書かれてから四半世紀も経ってから言うのも気恥ずかしいが、こりゃまたすごい作品である。文章も何気なく読み飛ばしちゃいけないような記載がふんだんにある。この一文は伏線だろうか、みたいに。そう思うと、一文一文に気を抜けない。
現実とは何か、生物とは何か、学問とは、研究とは、など哲学的な記載もあるが、決して押し付けではなく、登場人物のあくまで個人の想いとして語られるため、ふーん、うーん、と考えながら受け入れられる。
ここまで書くと、この作品は、哲学書なのか随筆なのかわからなくなるが、ミステリィである。理系作家であり、工学博士の書いた、ミステリィである。いやこれ書いた人絶対頭いい!って思う(上から目線ぽくて申し訳ない)。だけど面白い。

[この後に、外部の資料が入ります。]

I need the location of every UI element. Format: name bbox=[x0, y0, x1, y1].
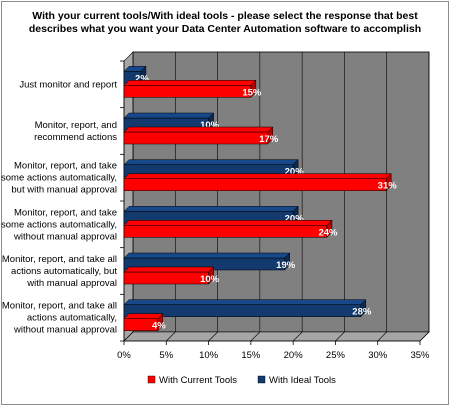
ideal-tools-data-label: 20% bbox=[285, 213, 305, 224]
gridline-floor bbox=[208, 331, 218, 342]
ideal-tools-bar-side bbox=[360, 299, 367, 318]
ideal-tools-data-label: 19% bbox=[276, 260, 296, 271]
category-label: with manual approval bbox=[26, 278, 117, 289]
x-tick-label: 35% bbox=[410, 350, 430, 361]
ideal-tools-data-label: 2% bbox=[135, 73, 149, 84]
category-label: actions automatically, bbox=[27, 313, 117, 324]
category-label: without manual approval bbox=[13, 231, 117, 242]
current-tools-bar-side bbox=[250, 79, 257, 98]
current-tools-data-label: 31% bbox=[378, 181, 398, 192]
ideal-tools-data-label: 28% bbox=[352, 307, 372, 318]
category-label: actions automatically, but bbox=[11, 266, 117, 277]
current-tools-bar-side bbox=[157, 313, 164, 332]
ideal-tools-bar-top bbox=[123, 112, 215, 119]
ideal-tools-data-label: 20% bbox=[285, 167, 305, 178]
gridline-floor bbox=[250, 331, 261, 342]
ideal-tools-bar-top bbox=[123, 299, 367, 305]
legend-swatch bbox=[147, 375, 156, 384]
floor bbox=[123, 331, 430, 342]
ideal-tools-bar-side bbox=[140, 65, 147, 84]
category-label: Monitor, report, and take bbox=[14, 207, 117, 218]
category-label: Monitor, report, and take all bbox=[2, 301, 117, 312]
current-tools-data-label: 4% bbox=[152, 321, 166, 332]
category-label: some actions automatically, bbox=[1, 173, 117, 184]
gridline-floor bbox=[335, 331, 345, 342]
category-label: Just monitor and report bbox=[19, 79, 117, 90]
gridline-floor bbox=[419, 331, 430, 342]
ideal-tools-bar-top bbox=[123, 206, 299, 212]
current-tools-bar bbox=[123, 225, 328, 238]
x-tick-label: 5% bbox=[159, 350, 173, 361]
current-tools-bar-top bbox=[123, 173, 392, 179]
x-tick-label: 20% bbox=[284, 350, 304, 361]
x-tick-label: 10% bbox=[199, 350, 219, 361]
current-tools-bar bbox=[123, 271, 209, 285]
category-label: recommend actions bbox=[34, 132, 117, 143]
gridline-floor bbox=[166, 331, 176, 342]
legend-swatch bbox=[257, 375, 266, 384]
category-label: without manual approval bbox=[13, 325, 117, 336]
current-tools-data-label: 17% bbox=[259, 134, 279, 145]
current-tools-bar-top bbox=[123, 266, 215, 273]
ideal-tools-bar-top bbox=[123, 159, 299, 165]
chart-title-line-2: describes what you want your Data Center… bbox=[28, 23, 422, 35]
chart-title: With your current tools/With ideal tools… bbox=[0, 10, 450, 36]
x-tick-label: 30% bbox=[368, 350, 388, 361]
legend-label: With Current Tools bbox=[159, 375, 237, 386]
gridline-floor bbox=[292, 331, 303, 342]
current-tools-bar bbox=[123, 131, 269, 145]
x-tick-label: 0% bbox=[117, 350, 131, 361]
current-tools-bar-side bbox=[267, 126, 274, 145]
current-tools-data-label: 10% bbox=[200, 274, 220, 285]
current-tools-bar-side bbox=[326, 219, 333, 238]
x-tick-label: 15% bbox=[241, 350, 261, 361]
legend-label: With Ideal Tools bbox=[269, 375, 336, 386]
current-tools-bar-top bbox=[123, 126, 274, 133]
gridline-floor bbox=[377, 331, 387, 342]
current-tools-bar bbox=[123, 178, 387, 191]
category-label: Monitor, report, and bbox=[35, 120, 117, 131]
current-tools-bar bbox=[123, 85, 252, 98]
x-tick-label: 25% bbox=[326, 350, 346, 361]
ideal-tools-bar-side bbox=[292, 205, 299, 224]
ideal-tools-bar-top bbox=[123, 252, 291, 259]
current-tools-bar-side bbox=[208, 266, 214, 285]
chart-title-line-1: With your current tools/With ideal tools… bbox=[32, 10, 418, 22]
current-tools-data-label: 24% bbox=[318, 227, 338, 238]
category-label: Monitor, report, and take bbox=[14, 161, 117, 172]
ideal-tools-bar-side bbox=[284, 252, 290, 271]
category-label: some actions automatically, bbox=[1, 219, 117, 230]
category-label: Monitor, report, and take all bbox=[2, 254, 117, 265]
ideal-tools-bar-side bbox=[208, 112, 214, 131]
gridline-floor bbox=[123, 331, 134, 342]
ideal-tools-bar-side bbox=[292, 159, 299, 178]
current-tools-bar-top bbox=[123, 80, 257, 86]
category-label: but with manual approval bbox=[11, 185, 117, 196]
current-tools-bar-top bbox=[123, 220, 333, 226]
current-tools-bar-side bbox=[385, 173, 392, 192]
ideal-tools-data-label: 10% bbox=[200, 120, 220, 131]
current-tools-bar-top bbox=[123, 313, 164, 319]
current-tools-data-label: 15% bbox=[242, 87, 262, 98]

孤島という密室の中の、セキュリティバッチリな研究所、の中の更にセキュリティの高い区画、という3重の密室の中の出来事なのに、設定に無理さを感じない。ミステリィ作品としても、どこまで行っても犯人がわかったようなわかっていないような流れで、最後の最後まで裏切られる。そのトリックだって、非現実的ではない。そういうところすごい。
タイトルに隠された意味も、最後の方にならないとわからないが、これまた、そういうことか!という気付きも面白い。
難癖つけるとすれば、登場人物の一人の犀川先生がヘビースモーカーであること(嫌煙家に配慮しますw)と、萌絵ちゃんが金持ちで、人脈広すぎることぐらいか。あとはコーヒーをよく飲むけど、コーヒーの香りただよう記載がもっと欲しかったかな。些末なことばかりだ。
本作品、英語版もあるらしいが、海外では広く読まれているのだろうか。
もう何作品か読んで、おすすめの作家は?と聞かれたら「森博嗣」と答えられるようになりたい。そう思わせるくらいの高評価な作品であった。